Белки теплового шока в оценке течения и прогноза исходов хронической сердечной недостаточности с сохраненной фракцией выброса

Сложная патофизиология и высокая частота хронической сердечной недостаточности с сохраненной фракцией выброса (ХСНсФВ) остаются одной из главных проблем кардиологии. Распространенность этого заболевания, а также ассоциированные с ним уровни смертности и инвалидизации продолжают расти как в России, так и в мире [1-3]. Так, в Российской Федерации более половины госпитализаций, вызванных декомпенсацией сердечной недостаточности (СН), приходится на пациентов с ХСНсФВ. Декомпенсация ХСНсФВ значительно ухудшает прогноз для пациента и приводит к повышению вероятности повторных декомпенсаций и летального исхода [3]. Это подчеркивает важность разработки новых подходов к диагностике и тактике ведения пациентов с ХСНсФВ с оценкой прогноза. Согласно исследованиям, проведенным в российской популяции [4], более интенсивное наблюдение за пациентами с ХСНсФВ помогает снижать смертность от острой декомпенсации СН (ОДСН) в 3,5 раз.

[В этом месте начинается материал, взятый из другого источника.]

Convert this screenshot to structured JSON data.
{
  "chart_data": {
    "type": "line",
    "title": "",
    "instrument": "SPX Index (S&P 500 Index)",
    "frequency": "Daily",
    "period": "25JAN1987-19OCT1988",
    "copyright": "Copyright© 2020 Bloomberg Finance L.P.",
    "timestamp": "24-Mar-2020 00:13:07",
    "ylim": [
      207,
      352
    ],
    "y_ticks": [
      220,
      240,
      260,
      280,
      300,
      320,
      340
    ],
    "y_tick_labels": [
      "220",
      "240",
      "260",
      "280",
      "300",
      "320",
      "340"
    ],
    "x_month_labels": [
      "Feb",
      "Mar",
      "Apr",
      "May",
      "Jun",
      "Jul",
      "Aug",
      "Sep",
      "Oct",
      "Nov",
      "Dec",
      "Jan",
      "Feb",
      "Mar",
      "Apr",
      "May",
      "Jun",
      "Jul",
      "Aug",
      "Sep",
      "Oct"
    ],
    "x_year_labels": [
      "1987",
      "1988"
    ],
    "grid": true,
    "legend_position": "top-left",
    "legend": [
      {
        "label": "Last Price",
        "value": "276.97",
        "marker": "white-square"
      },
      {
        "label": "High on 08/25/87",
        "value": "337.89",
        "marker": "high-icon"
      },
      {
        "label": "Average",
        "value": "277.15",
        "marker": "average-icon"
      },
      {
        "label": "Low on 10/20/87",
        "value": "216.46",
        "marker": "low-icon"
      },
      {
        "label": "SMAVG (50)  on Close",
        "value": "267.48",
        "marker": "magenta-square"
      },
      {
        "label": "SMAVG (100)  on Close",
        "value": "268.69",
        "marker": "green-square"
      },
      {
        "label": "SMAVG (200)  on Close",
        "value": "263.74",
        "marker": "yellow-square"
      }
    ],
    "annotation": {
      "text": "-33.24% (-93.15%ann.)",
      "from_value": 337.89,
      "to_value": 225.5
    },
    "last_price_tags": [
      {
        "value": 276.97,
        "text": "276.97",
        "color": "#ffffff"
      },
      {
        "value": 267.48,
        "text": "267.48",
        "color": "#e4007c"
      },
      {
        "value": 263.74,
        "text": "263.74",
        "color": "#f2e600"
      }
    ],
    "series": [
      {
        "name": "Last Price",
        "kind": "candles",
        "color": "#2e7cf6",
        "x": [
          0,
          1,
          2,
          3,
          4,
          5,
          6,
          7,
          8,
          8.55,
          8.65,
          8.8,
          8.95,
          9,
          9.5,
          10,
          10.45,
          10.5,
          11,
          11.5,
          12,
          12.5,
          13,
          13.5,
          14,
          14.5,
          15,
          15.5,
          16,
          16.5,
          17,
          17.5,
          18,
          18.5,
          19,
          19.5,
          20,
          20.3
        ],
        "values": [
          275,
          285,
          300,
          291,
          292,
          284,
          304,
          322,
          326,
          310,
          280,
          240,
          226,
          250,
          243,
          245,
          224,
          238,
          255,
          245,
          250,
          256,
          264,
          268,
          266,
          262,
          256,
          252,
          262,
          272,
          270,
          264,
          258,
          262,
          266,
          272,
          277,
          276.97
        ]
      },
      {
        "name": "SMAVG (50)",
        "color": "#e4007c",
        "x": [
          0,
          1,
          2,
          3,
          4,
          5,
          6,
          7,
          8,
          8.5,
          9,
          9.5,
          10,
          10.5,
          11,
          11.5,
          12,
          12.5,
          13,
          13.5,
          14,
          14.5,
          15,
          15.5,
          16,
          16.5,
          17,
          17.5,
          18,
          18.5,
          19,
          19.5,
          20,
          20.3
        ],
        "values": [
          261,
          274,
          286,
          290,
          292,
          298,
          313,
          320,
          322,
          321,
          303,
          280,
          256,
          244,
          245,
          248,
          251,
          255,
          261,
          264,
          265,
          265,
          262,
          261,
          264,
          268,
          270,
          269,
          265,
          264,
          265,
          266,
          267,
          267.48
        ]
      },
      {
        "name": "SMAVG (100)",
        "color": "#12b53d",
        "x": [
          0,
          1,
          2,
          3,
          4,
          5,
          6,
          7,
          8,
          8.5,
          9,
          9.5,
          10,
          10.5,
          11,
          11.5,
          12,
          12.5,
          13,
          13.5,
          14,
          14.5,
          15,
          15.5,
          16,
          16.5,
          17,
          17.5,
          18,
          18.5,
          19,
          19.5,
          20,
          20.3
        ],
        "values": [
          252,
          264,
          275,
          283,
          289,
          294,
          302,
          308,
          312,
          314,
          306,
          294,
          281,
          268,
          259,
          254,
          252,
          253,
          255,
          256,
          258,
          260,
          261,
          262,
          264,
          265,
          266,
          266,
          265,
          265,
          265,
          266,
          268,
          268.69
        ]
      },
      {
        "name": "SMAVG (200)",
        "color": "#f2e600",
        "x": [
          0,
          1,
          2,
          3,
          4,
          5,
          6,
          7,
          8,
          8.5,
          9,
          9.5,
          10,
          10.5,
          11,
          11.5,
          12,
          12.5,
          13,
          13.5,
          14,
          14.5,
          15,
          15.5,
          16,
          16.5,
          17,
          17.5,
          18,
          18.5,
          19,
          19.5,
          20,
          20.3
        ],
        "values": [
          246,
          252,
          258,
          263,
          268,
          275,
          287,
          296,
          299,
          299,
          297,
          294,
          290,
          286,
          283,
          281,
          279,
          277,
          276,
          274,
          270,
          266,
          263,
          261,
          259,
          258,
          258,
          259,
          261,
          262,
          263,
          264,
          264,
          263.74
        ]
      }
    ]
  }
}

Значительная гетерогенность фенотипов ХСНсФВ, а также многофакторная природа и сложность патофизиологии этого заболевания обосновывают необходимость при создании моделей прогнозирования исходов у пациентов с декомпенсацией ХСНсФВ учитывать широкий спектр маркеров риска, который включает клинико-­анамнестические, инструментальные и лабораторные показатели [5-7]. В связи с этим проблема поиска, апробации и внедрения в клиническую практику надежных, малоинвазивных и доступных к использованию маркеров, позволяющих оценивать риск неблагоприятных исходов при декомпенсации ХСНсФВ, сохраняет свою актуальность.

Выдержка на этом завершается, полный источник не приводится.